Scienza

La fase finale dell’analisi sensoriale. Il retrogusto (o retrolfatto)

Questa fase dell'analisi sensoriale e ciò che ci lascia una pessima esperienza o un ottimo ricordo ed è ciò che rimane all'interno del nostro palato dopo aver deglutito il caffè

Capita purtroppo spesso di concludere un pasto con un caffè non all’altezza e di rimanere quindi con un retrogusto amaro e a volte bruciato in bocca. Il ricordo che ci rimane all’interno del palato dopo aver assaggiato qualcosa viene spesso chiamato retrogusto (e spesso la stessa voce si trova anche all’interno di alcune schede di assaggio). Ciò che però spesso trascuriamo è che buona parte di questa sensazione viene dal nostro olfatto, tanto che più corretto sarebbe chiamarlo retrolfatto. Così come accade per la distinzione dei sapori infatti, anche per l’attività retrogustativa o retrolfattiva è il nostro bulbo olfattivo, attraverso l’attività indiretta legata alla deglutizione, che ci aiuta a distinguere note positive o negative che rimangono all’interno del palato. Spesso è definito anche come “finale”, ovvero quella sensazione che resiste anche dopo diversi minuti dall’assaggio, e si confonde e mescola con la parte tattile.
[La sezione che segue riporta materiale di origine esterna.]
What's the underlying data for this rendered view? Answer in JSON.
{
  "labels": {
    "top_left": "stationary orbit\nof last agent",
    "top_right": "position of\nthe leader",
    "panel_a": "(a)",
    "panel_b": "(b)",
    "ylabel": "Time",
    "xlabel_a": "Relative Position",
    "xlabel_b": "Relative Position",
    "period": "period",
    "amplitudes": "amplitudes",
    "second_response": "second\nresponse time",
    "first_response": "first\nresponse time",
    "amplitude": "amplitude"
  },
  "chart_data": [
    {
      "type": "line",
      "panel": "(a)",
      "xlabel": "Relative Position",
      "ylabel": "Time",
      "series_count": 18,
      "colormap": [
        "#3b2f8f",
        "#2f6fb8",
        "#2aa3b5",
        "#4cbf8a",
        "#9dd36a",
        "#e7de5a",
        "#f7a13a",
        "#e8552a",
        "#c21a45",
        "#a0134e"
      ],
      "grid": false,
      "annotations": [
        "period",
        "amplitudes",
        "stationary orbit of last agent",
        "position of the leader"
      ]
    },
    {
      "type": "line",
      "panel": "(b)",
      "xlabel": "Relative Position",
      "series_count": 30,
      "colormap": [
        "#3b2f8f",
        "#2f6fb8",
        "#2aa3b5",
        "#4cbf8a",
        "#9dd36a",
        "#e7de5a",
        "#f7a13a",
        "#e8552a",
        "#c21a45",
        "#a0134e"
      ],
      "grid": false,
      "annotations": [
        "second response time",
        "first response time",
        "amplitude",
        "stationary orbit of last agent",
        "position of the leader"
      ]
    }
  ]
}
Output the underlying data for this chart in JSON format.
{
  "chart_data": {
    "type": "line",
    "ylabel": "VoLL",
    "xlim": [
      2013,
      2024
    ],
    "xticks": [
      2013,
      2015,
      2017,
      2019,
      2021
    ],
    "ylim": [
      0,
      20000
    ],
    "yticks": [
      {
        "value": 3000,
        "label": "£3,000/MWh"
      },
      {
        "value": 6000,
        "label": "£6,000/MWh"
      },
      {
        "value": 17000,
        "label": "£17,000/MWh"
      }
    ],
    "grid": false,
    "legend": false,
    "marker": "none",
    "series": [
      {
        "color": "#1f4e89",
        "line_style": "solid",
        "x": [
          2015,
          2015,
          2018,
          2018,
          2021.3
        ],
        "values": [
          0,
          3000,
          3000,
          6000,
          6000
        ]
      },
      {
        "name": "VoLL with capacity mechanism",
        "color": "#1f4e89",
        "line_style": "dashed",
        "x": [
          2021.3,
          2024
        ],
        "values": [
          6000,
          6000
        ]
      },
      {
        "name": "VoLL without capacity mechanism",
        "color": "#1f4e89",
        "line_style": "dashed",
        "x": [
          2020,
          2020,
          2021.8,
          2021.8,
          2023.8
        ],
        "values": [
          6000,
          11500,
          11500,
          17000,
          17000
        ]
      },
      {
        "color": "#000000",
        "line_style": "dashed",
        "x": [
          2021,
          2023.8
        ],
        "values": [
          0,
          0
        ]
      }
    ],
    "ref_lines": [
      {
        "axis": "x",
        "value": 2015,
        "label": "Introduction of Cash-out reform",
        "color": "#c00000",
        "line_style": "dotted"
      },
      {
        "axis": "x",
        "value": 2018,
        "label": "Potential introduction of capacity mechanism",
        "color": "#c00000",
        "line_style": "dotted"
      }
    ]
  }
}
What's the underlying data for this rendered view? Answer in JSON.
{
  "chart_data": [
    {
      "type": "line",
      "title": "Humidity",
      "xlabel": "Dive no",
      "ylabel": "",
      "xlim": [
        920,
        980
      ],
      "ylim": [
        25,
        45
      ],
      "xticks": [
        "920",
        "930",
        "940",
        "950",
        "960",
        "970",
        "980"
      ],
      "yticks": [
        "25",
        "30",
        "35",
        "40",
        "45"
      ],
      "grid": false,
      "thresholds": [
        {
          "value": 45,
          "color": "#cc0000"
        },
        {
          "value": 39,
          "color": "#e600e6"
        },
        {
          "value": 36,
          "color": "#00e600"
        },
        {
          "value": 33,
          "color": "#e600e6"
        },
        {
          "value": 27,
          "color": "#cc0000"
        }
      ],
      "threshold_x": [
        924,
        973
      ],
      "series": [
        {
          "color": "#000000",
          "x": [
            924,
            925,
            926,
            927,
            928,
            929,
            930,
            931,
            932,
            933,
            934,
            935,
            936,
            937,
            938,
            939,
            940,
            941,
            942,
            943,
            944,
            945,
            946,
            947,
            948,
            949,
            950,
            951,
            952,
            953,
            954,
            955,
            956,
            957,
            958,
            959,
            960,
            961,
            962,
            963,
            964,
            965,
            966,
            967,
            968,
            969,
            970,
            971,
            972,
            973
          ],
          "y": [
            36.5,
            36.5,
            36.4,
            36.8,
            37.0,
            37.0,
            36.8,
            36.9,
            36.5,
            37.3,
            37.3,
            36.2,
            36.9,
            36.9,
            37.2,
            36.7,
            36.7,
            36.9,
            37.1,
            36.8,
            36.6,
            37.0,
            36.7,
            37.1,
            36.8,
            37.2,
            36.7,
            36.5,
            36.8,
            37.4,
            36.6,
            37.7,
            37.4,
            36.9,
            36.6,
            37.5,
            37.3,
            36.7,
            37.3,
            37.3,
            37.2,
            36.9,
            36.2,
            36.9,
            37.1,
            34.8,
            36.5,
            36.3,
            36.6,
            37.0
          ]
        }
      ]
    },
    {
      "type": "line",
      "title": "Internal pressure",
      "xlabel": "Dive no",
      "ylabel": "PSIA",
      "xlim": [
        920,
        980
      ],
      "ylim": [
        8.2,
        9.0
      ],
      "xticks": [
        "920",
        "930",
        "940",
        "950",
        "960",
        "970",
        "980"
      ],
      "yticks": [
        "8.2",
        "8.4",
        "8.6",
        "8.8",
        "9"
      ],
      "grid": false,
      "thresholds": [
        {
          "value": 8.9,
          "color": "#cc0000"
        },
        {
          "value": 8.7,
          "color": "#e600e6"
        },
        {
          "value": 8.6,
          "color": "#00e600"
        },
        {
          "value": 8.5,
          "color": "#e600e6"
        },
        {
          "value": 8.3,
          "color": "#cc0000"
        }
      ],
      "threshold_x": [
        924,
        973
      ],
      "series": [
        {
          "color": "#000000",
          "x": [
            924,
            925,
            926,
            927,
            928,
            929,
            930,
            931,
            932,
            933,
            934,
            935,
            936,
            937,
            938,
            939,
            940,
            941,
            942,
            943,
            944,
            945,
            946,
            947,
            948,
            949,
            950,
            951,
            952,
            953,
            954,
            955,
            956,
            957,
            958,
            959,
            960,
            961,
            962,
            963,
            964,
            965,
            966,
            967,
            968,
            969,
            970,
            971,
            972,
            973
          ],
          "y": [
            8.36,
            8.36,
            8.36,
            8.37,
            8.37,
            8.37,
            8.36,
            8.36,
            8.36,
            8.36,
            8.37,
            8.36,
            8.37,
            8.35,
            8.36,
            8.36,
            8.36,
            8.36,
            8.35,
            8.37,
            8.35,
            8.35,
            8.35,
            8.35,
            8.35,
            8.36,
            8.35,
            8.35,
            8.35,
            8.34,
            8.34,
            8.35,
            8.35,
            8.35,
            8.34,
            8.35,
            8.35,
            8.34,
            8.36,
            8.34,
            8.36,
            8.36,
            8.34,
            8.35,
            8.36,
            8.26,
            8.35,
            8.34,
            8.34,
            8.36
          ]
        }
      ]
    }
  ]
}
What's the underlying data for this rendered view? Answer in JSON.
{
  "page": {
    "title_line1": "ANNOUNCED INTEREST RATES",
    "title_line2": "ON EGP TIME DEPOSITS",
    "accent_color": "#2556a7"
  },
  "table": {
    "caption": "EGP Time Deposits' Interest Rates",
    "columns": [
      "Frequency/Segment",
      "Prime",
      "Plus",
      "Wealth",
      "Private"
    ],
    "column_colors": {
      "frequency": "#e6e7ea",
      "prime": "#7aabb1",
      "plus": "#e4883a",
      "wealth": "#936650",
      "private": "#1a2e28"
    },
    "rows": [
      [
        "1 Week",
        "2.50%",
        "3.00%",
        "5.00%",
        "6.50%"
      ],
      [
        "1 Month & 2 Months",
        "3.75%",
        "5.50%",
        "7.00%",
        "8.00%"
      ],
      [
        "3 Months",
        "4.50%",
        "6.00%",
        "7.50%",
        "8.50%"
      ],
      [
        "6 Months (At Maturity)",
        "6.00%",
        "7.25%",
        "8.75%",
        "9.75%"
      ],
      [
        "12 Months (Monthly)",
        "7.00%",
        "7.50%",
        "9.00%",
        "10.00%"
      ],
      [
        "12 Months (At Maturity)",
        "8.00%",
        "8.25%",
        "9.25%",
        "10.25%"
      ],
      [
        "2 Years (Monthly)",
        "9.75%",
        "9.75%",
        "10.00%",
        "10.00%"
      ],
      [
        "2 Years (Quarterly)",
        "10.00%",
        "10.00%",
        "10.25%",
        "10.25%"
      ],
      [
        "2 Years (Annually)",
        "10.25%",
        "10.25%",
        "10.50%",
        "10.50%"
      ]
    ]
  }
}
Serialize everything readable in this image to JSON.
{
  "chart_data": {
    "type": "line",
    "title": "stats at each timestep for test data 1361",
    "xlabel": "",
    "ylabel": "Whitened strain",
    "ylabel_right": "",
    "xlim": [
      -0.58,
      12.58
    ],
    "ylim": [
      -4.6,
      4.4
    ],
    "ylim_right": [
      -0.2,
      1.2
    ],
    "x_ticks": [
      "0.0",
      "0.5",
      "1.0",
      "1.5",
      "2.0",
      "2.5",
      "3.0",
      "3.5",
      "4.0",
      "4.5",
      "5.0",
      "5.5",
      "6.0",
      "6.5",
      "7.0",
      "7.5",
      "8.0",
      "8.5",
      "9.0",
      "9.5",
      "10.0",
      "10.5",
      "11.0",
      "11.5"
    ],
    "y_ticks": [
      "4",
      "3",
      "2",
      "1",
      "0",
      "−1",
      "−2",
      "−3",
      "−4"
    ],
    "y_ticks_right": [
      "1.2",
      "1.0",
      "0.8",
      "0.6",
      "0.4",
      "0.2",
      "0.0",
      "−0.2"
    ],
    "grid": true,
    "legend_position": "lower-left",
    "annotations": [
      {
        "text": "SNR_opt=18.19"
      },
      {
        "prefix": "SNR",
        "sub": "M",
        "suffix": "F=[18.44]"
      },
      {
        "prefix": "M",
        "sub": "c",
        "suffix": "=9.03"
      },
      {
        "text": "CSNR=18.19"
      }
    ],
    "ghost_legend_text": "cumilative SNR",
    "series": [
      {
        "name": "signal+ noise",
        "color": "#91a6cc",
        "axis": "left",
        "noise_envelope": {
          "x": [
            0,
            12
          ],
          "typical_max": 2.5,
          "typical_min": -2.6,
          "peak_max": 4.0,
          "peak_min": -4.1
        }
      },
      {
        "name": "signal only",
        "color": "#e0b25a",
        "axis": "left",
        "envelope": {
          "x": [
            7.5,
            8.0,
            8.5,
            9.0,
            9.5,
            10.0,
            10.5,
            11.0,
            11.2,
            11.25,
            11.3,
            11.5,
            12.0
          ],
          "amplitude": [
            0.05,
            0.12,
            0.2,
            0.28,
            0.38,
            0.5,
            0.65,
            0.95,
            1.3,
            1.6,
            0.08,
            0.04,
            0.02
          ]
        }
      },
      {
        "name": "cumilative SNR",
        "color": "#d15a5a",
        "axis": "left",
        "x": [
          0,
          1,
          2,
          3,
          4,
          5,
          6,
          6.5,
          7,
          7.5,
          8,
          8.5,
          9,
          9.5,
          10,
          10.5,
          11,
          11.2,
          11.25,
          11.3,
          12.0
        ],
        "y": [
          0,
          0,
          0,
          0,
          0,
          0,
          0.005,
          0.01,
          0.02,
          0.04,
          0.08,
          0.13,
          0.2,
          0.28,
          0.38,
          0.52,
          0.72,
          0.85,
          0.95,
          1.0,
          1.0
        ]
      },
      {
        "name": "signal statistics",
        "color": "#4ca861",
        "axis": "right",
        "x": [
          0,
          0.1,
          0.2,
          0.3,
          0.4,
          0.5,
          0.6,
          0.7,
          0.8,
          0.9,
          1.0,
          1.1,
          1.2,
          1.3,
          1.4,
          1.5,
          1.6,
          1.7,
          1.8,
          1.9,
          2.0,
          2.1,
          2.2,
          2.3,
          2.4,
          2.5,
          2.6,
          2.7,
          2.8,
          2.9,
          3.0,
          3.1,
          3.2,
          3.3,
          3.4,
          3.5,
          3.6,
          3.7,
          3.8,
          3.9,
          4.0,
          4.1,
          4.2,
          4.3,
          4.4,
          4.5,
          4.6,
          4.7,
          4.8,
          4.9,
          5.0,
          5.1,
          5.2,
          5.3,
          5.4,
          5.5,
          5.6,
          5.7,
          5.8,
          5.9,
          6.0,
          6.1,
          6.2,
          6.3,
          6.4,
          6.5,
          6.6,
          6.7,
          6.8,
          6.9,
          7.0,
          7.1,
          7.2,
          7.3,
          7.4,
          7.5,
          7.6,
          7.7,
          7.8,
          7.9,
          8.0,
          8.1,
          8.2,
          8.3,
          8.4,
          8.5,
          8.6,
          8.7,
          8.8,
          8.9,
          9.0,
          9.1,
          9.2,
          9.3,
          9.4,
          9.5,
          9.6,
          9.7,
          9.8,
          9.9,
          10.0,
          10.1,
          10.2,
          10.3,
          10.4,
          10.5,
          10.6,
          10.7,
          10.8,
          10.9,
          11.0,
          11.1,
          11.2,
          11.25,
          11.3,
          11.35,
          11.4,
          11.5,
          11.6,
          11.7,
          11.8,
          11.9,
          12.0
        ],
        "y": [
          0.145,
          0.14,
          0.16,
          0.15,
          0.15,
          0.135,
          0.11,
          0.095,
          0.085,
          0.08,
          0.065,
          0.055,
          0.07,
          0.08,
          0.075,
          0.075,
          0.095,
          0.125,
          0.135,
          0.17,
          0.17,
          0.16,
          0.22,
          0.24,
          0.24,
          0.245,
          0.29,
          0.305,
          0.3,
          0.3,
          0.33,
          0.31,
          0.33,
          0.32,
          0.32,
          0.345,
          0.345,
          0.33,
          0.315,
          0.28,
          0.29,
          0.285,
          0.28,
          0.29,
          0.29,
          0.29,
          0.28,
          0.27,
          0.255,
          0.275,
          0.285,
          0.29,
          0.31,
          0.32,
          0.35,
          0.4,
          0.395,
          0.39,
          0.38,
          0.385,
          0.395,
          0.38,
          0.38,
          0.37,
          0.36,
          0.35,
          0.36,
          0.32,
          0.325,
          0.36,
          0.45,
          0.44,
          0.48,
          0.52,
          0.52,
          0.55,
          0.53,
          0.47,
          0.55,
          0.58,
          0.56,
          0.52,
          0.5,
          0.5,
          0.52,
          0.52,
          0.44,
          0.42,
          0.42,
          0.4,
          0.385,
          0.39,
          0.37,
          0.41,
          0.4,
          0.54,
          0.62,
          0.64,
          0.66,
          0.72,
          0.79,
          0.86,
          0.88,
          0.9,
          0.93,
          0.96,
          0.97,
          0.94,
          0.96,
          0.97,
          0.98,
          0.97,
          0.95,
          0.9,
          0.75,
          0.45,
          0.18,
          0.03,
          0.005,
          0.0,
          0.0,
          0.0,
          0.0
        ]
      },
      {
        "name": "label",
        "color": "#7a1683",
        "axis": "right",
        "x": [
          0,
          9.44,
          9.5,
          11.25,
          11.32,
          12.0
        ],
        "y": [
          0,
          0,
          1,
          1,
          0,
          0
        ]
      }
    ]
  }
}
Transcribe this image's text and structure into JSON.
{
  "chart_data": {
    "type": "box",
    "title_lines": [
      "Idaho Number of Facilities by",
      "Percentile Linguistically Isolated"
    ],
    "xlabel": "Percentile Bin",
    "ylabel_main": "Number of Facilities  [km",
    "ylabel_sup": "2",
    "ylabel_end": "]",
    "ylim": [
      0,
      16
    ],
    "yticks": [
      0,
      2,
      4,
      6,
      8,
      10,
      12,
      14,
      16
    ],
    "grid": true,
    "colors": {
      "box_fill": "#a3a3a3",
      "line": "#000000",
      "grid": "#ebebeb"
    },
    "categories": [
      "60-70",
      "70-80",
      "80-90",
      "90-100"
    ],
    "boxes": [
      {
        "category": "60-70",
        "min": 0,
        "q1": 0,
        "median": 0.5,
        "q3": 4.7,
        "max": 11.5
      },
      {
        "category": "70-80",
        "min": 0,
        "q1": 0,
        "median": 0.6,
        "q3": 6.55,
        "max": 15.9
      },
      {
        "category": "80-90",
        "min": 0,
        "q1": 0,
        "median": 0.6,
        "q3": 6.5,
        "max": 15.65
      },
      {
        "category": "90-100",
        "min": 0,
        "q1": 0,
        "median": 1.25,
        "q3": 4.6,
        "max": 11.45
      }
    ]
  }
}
Quando il retrogusto di in un caffè è positivo


Solitamente si tende a considerare il retrogusto di un caffè solo dal punto di vista della sua persistenza. Ci sono però alcune sensazioni che sono sì persistenti, ma non si possono definire del tutto positive. Pensiamo ad esempio proprio all’amaro e al bruciato, sono sapori e aromi molto intensi, ma che non possiamo definire gradevoli se la loro intensità supera una certa soglia. Stesso discorso vale per l’acidità: se eccessivamente marcata e prolungata, dà una sensazione balsamica quasi piccante di bruciore. Decisamente non una bella esperienza, per lo meno per la maggioranza dei consumatori. Così come per altri tipi di descrittori quindi, l’intensità non necessariamente va a braccetto con la qualità.

La bontà del retrogusto quindi fa emergere sentori legati alle reazioni di imbrunimento derivanti dalla tostatura. La fase centrale di un profilo di tostatura, dove si sviluppano gran parte delle reazioni di Maillard, darà vita a composti aromatici cosiddetti di distillazione secca, ovvero generati dalla rottura della parte fibrosa del chicco. Nella fase finale, avremo invece quasi esclusivamente caramelizzazione del saccarosio presente all’interno del chicco. Queste fasi saranno determinanti per creare complessità aromatica e viscosità, fondamentali per la nostra percezione positiva del retrogusto. In questo caso troveremo di conseguenza note gradevoli e persistenti di caramello, malto e frutta secca, unitamente ad una gradevole dolcezza e oleosità. Sentori di tipo enzimatico come il fruttato e il floreale saranno invece più mitigati in fase retronasale, data la volatilità e la complessità delle molecole odorose che li compongono. Va da sé che un caffè che riesce a conservare acidità e florealità anche in retrogusto sarà considerato di gran pregio. È il caso ad esempio della varietà arabica Gesha, che deve il suo successo proprio alla notevole complessità che la contraddistingue durante tutte le fasi di assaggio dalla fase olfattiva iniziale fino al termine dell’analisi gustativa.

A completare l’armoniosità del retrogusto interviene infine la parte tattile che enfatizza ancora di più la percezione del caramello, della dolcezza e del tostato.

Il gran finale


Pulito, persistente e poco amaro. Questi tre descrittori riferiti al retrogusto sono distintivi di un caffè di qualità. In altre parole assenza di difetti e dolcezza prolungata sono le parole chiave che determineranno un punteggio elevato in fase di analisi e che eviteranno al consumatore uno spiacevole finale con l’amaro in bocca, è il caso di dirlo, al termine di un pasto.